Jaitley promises fewer regulations to boost start-ups

Jaitley promises fewer regulations to boost start-ups

Jaitley promises fewer regulations to boost start-ups
Pledging to ease regulations to encourage start-up businesses, the government today indicated lowering long-term capital gains tax for new ventures in the Budget for the next fiscal.

Finance Minister Arun Jaitley said the efforts over the last few years have been "to restrict the role of the state, essentially as a facilitator" and the aim now is to reduce obstacles and make the tax regime friendlier.

"We have already worked on an entrepreneur-friendly taxation regime. There are some steps which can be taken up by notifications, which would be taken forthwith. Others require legislative provisions, which can only come as part of the Finance Bill when Budget is presented in order to create a friendly taxation regime for start-ups," he said.

Speaking at a start-up business conference attended by SoftBank head Masayoshi Son and Uber Chief Executive Travis Kalanick, he assured that both the banking system and the government will make the resources available to them.

"The Reserve Bank and the government, acting in tandem, are going to add to bankers' ability to lend with vigour and in greater amounts," he said.

Revenue Secretary Hasmukh Adhia said the Budget next month will address the anomaly of venture capital funds in unlisted companies attracting a long-term capital gains of 20 per cent compared with nil for investment in listed equities.

"If somebody is making hot investment is equity market, if he keeps it for one year, after one year there is zero capital gain.
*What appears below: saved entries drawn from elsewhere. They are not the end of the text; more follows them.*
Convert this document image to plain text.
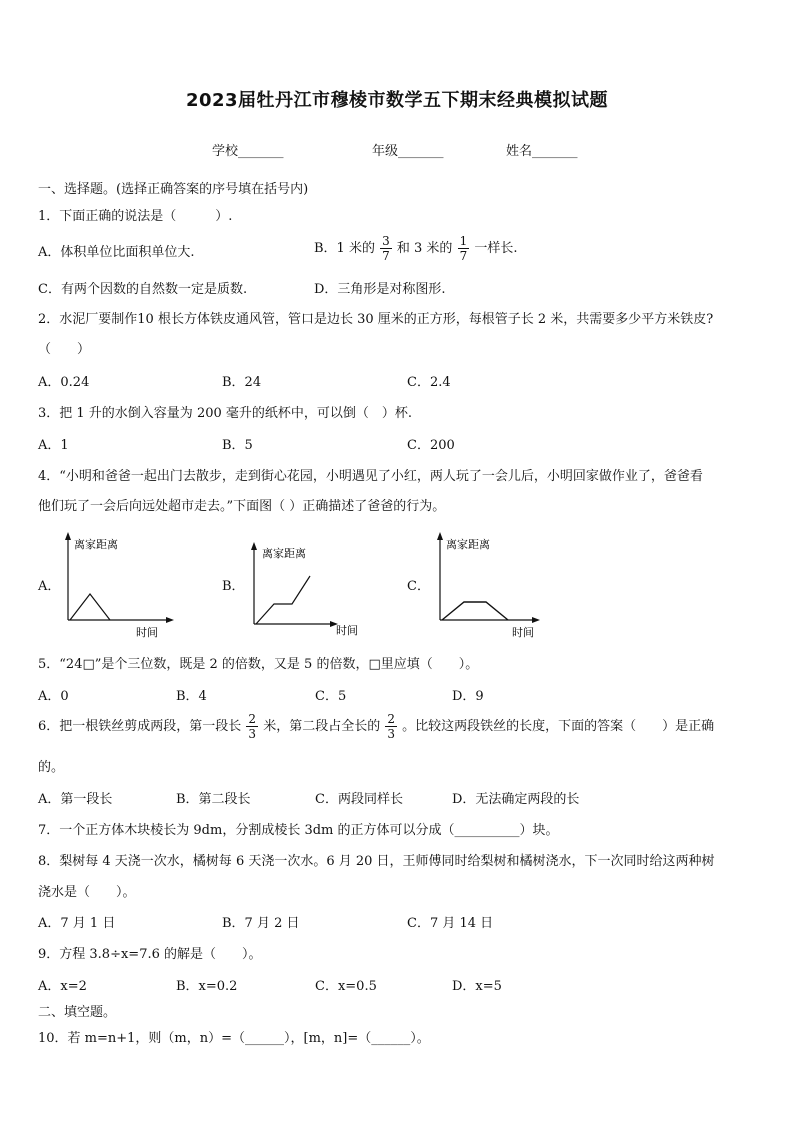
2023届牡丹江市穆棱市数学五下期末经典模拟试题
学校_______	年级_______	姓名_______
一、选择题。(选择正确答案的序号填在括号内)
1．下面正确的说法是（　　　）.
A．体积单位比面积单位大.	B．1 米的 $\frac{3}{7}$ 和 3 米的 $\frac{1}{7}$ 一样长.
C．有两个因数的自然数一定是质数.	D．三角形是对称图形.
2．水泥厂要制作10 根长方体铁皮通风管，管口是边长 30 厘米的正方形，每根管子长 2 米，共需要多少平方米铁皮?
（　　）
A．0.24	B．24	C．2.4
3．把 1 升的水倒入容量为 200 毫升的纸杯中，可以倒（　）杯.
A．1	B．5	C．200
4．“小明和爸爸一起出门去散步，走到街心花园，小明遇见了小红，两人玩了一会儿后，小明回家做作业了，爸爸看
他们玩了一会后向远处超市走去。”下面图（ ）正确描述了爸爸的行为。
A．	B．	C．
离家距离
时间
离家距离
时间
离家距离
时间
5．“24□”是个三位数，既是 2 的倍数，又是 5 的倍数，□里应填（　　）。
A．0	B．4	C．5	D．9
6．把一根铁丝剪成两段，第一段长 $\frac{2}{3}$ 米，第二段占全长的 $\frac{2}{3}$ 。比较这两段铁丝的长度，下面的答案（　　）是正确
的。
A．第一段长	B．第二段长	C．两段同样长	D．无法确定两段的长
7．一个正方体木块棱长为 9dm，分割成棱长 3dm 的正方体可以分成（__________）块。
8．梨树每 4 天浇一次水，橘树每 6 天浇一次水。6 月 20 日，王师傅同时给梨树和橘树浇水，下一次同时给这两种树
浇水是（　　）。
A．7 月 1 日	B．7 月 2 日	C．7 月 14 日
9．方程 3.8÷x=7.6 的解是（　　）。
A．x=2	B．x=0.2	C．x=0.5	D．x=5
二、填空题。
10．若 m=n+1，则（m，n）=（______），[m，n]=（______）。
Compared with that, people who have been taking the risk of putting long-term equity investment in unlisted security, like in the case of start-up, they have to pay 20 per cent even after 3 years," Adhia said.

"Now this gap is too wide... I can assure you of this gap being bridged at the time of Budget." To promote start-ups, the finance minister said the government is easing the process of doing business.

"Another very significant difference of what makes it a landmark event is a final break or the ultimate break that you have with the conventional licence raj of India," Jaitley added.

Jaitley said Indian economy could only partially break off from the licence raj in 1991. "It was partial because... there was an invisible role of state, control over land permissions, foreign investment proposal and of course, unless the political nod came to venture into newer areas which involved a lot of capital, a lot of energy going into it, an entrepreneur or investor was normally reluctant," he said.

Adhia further said some other tax incentives to encourage start-up ecosystem such as rationalising service tax rules are also likely to be announced in the Budget, to be presented on February 29.

Speaking at the same event, Economic Affairs Secretary Shaktikanta Das said the Finance Ministry has held detailed discussions with the Reserve Bank over online filing of returns under FEMA.

"You will see very quick action on that which will facilitate online filing of returns," Das said. Referring to starting a company in India as a "Chakravyuh", Das said: "It's easier to get in than to get out.' The Bankruptcy and Insolvency law, he added, will create a vibrant credit market in India and provide an exit option to entrepreneurs.

On steps taken by the government to improve regulations for start-ups, Corporate Affairs Secretary Tapan Ray promised that his department is working on a software in which registration of new ventures would be made possible in 24 hours in the next couple of months.

"As of now, there is some complaint that it takes a long time to register companies. So, we are going through an action plan to revise the rules... remove rules which are irrelevant for start-ups," Ray said.

Asked how easy it is for a new-age company to come and list in India, Sebi member Prashant Saran said stock exchanges have a start-up platform called Institutional Trading Platform.

Sebi has done away with the detailed object clause for listing of start-ups which is otherwise required to be disclosed by other companies launching an IPO.